Elpida TDRs dive on loan repayment delay


TAIPEI — Taiwan depositary receipts (TDRs) of Japanese chipmaker Elpida Memory Inc. took a beating Friday morning after the Japan news media reported that the company might seek a delay of its loan repayment to the government, dealers said.

Fears that the financial difficulties of the world’s third largest dynamic random access memory (DRAM) chip firm will get worse also affected shares of Powerchip Technology Corp., a Taiwanese partner of Elpida, dealers said.

Memory chip testing and packaging service providers such as Powertech Technology Inc. also came under pressure as Elpida is one of their major clients.

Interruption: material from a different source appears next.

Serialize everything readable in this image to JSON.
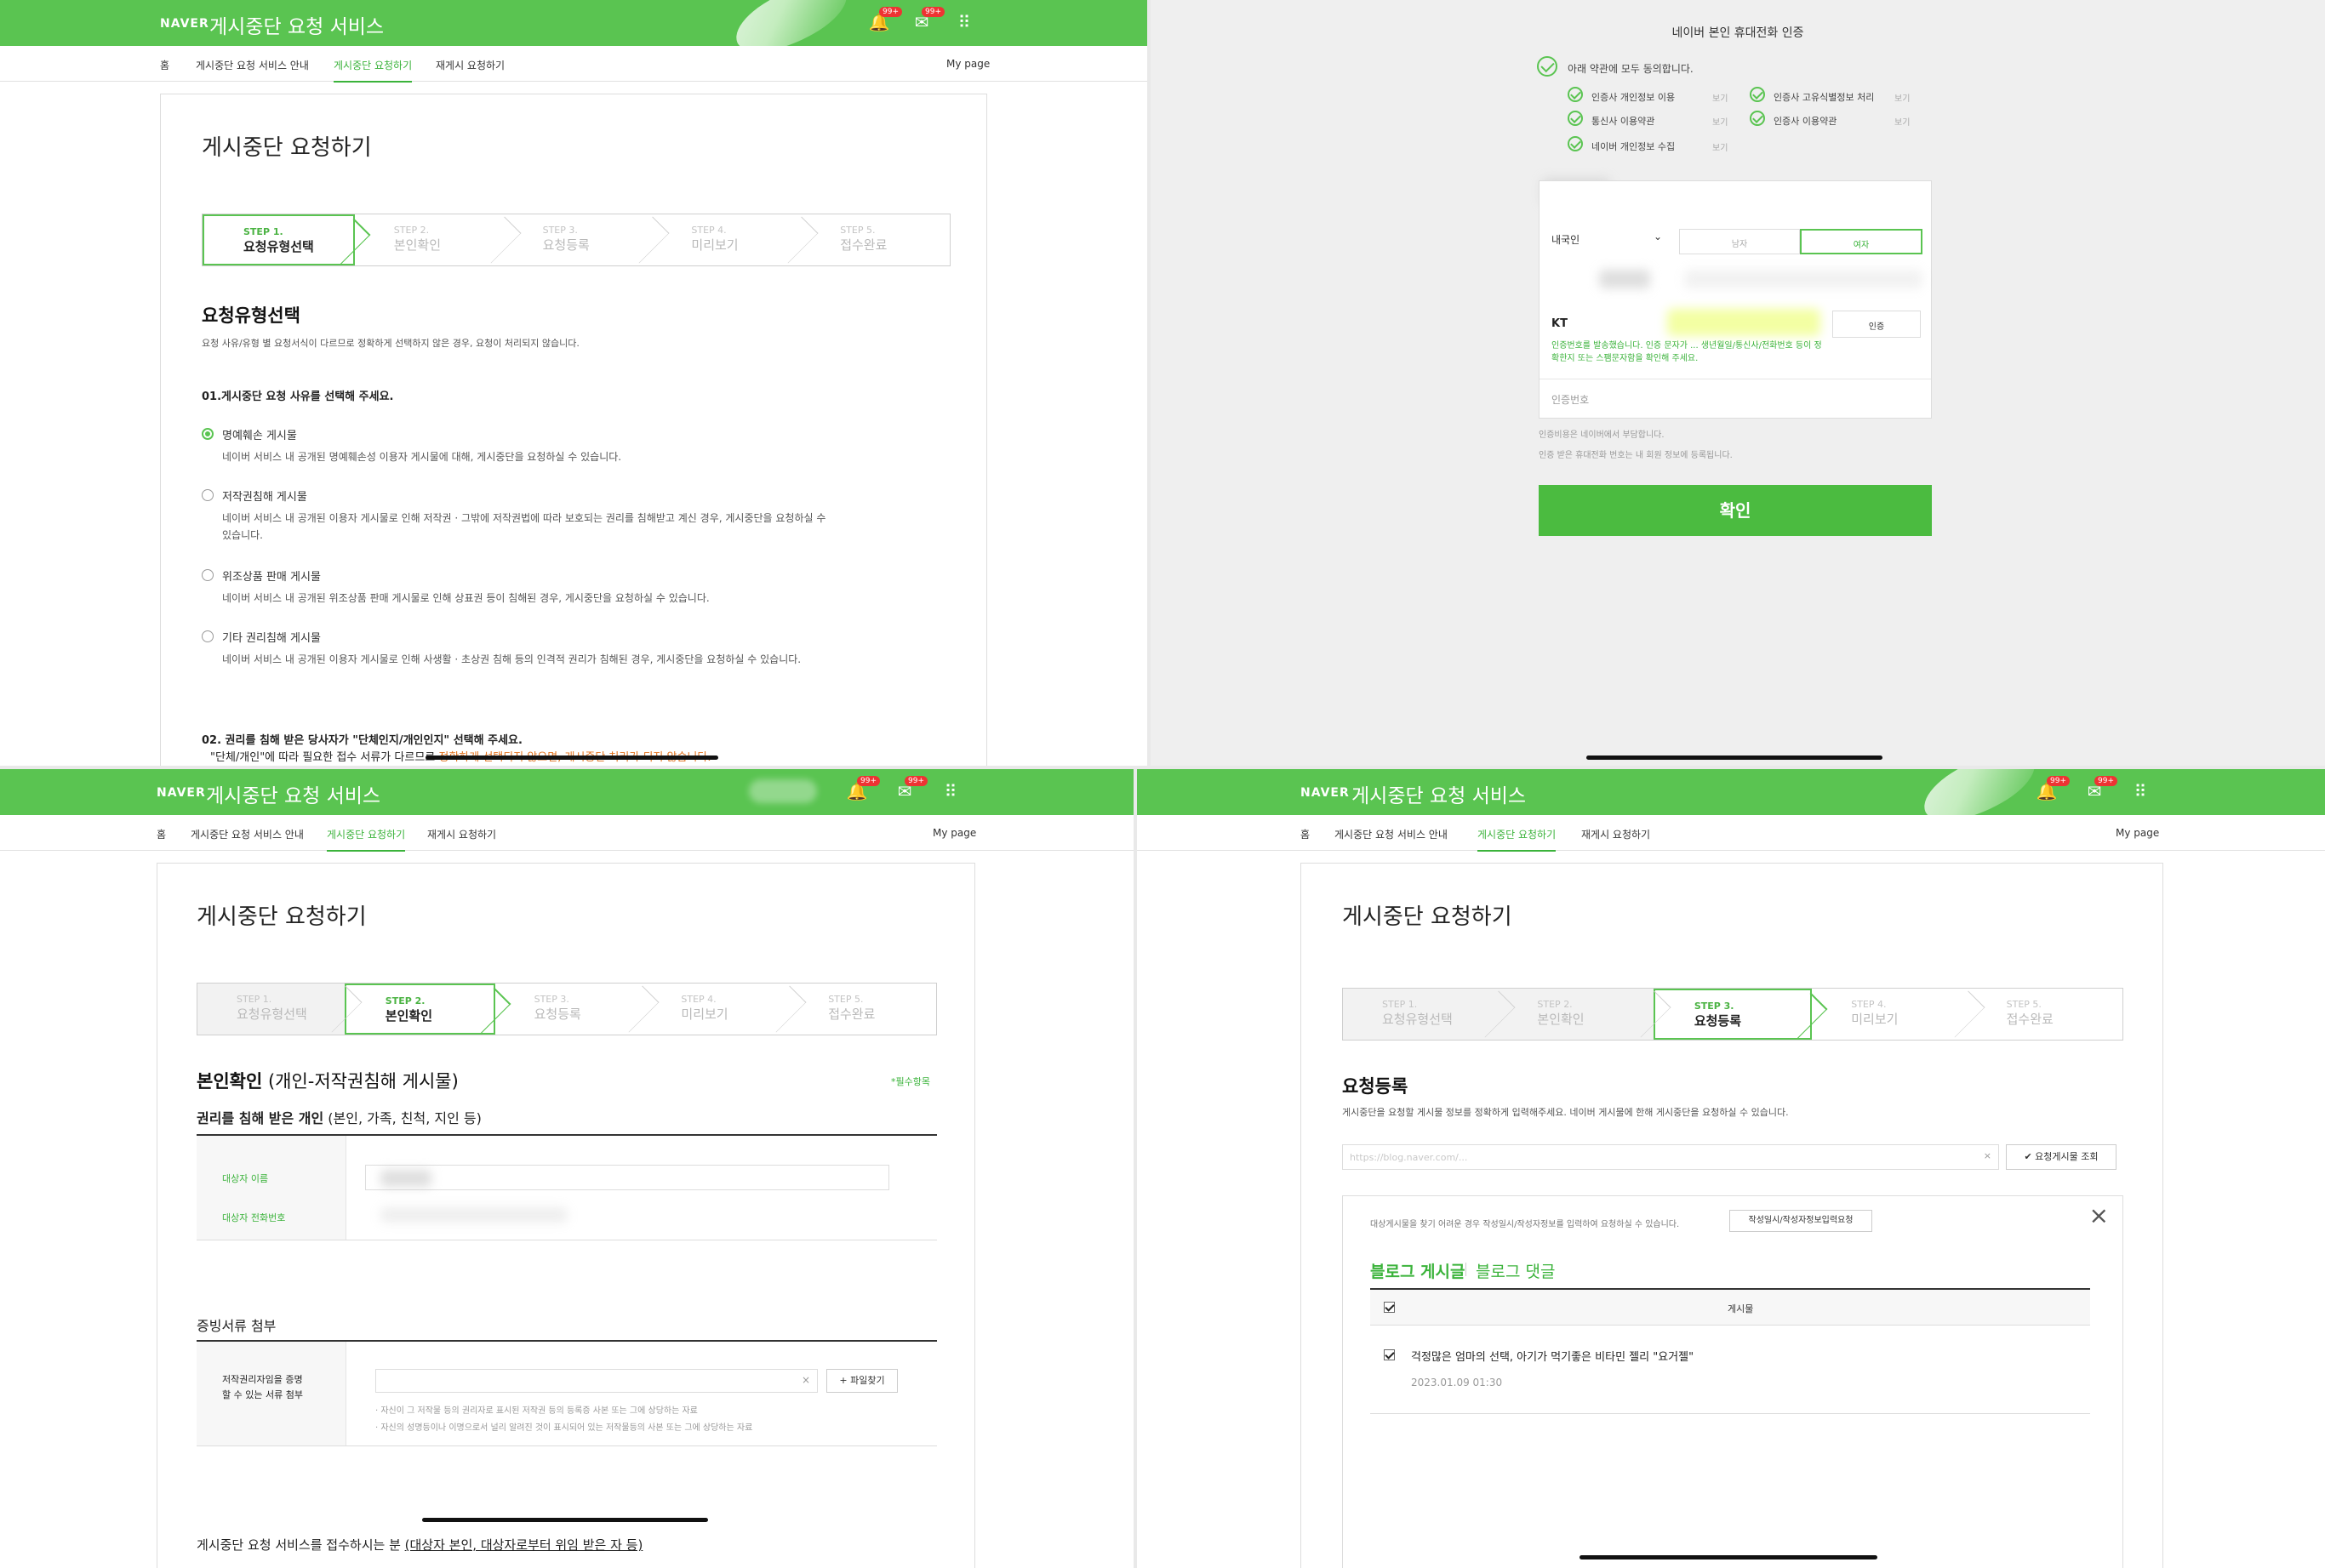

As of 11:25 a.m., Elpida’s TDRs had fallen 6.04 percent to NT$6.85 (US$0.23), with 1.36 million shares changing hands. Powertech had dropped 3.02 percent to NT$64.20, while the benchmark weighted index was down 0.11 percent at 7,066.36 points.

Powerchip plunged by the maximum daily of 7 percent to NT$0.86 on trading volume of 9.96 million shares. Meanwhile, the index of the over-the-counter market, where the stock is listed, was up 0.05 percent at 94.00 points.

According to the Japanese media, Elpida was likely to seek a delay to repay its loan of about 30 billion Japanese yen (NT$12 billion) from the government.

The chipmaker received the funds from the Development Bank of Japan for business restructuring as the global DRAM sector was facing weakening demand and falling product prices. It was scheduled to repay the loan by April 2012, the report said.

“The news report clearly indicates that even large DRAM makers like Elpida cannot escape the impact of the market’s down cycle,” said Horizon Securities analyst Benson Huang.

The price of the benchmark DDR3 2-gigabit DRAMs has fallen more than 50 percent so far this year, according to Dramexchange Technology, a Taipei-based market advisory firm.

“While DRAM prices have staged a technical rebound in recent weeks, demand remains weak and the industry is still facing tremendous uncertainty,” Huang said.

The most pressing problem for Elpida is whether it can survive by obtaining new funding after its massive losses of more than 56 billion Japanese yen in the six months to September, he said.

“It is possible that the DRAM business will continue to post losses since the risks are getting higher,” Huang said.

Elpida issued TDRs on the Taiwan Stock Exchange in February.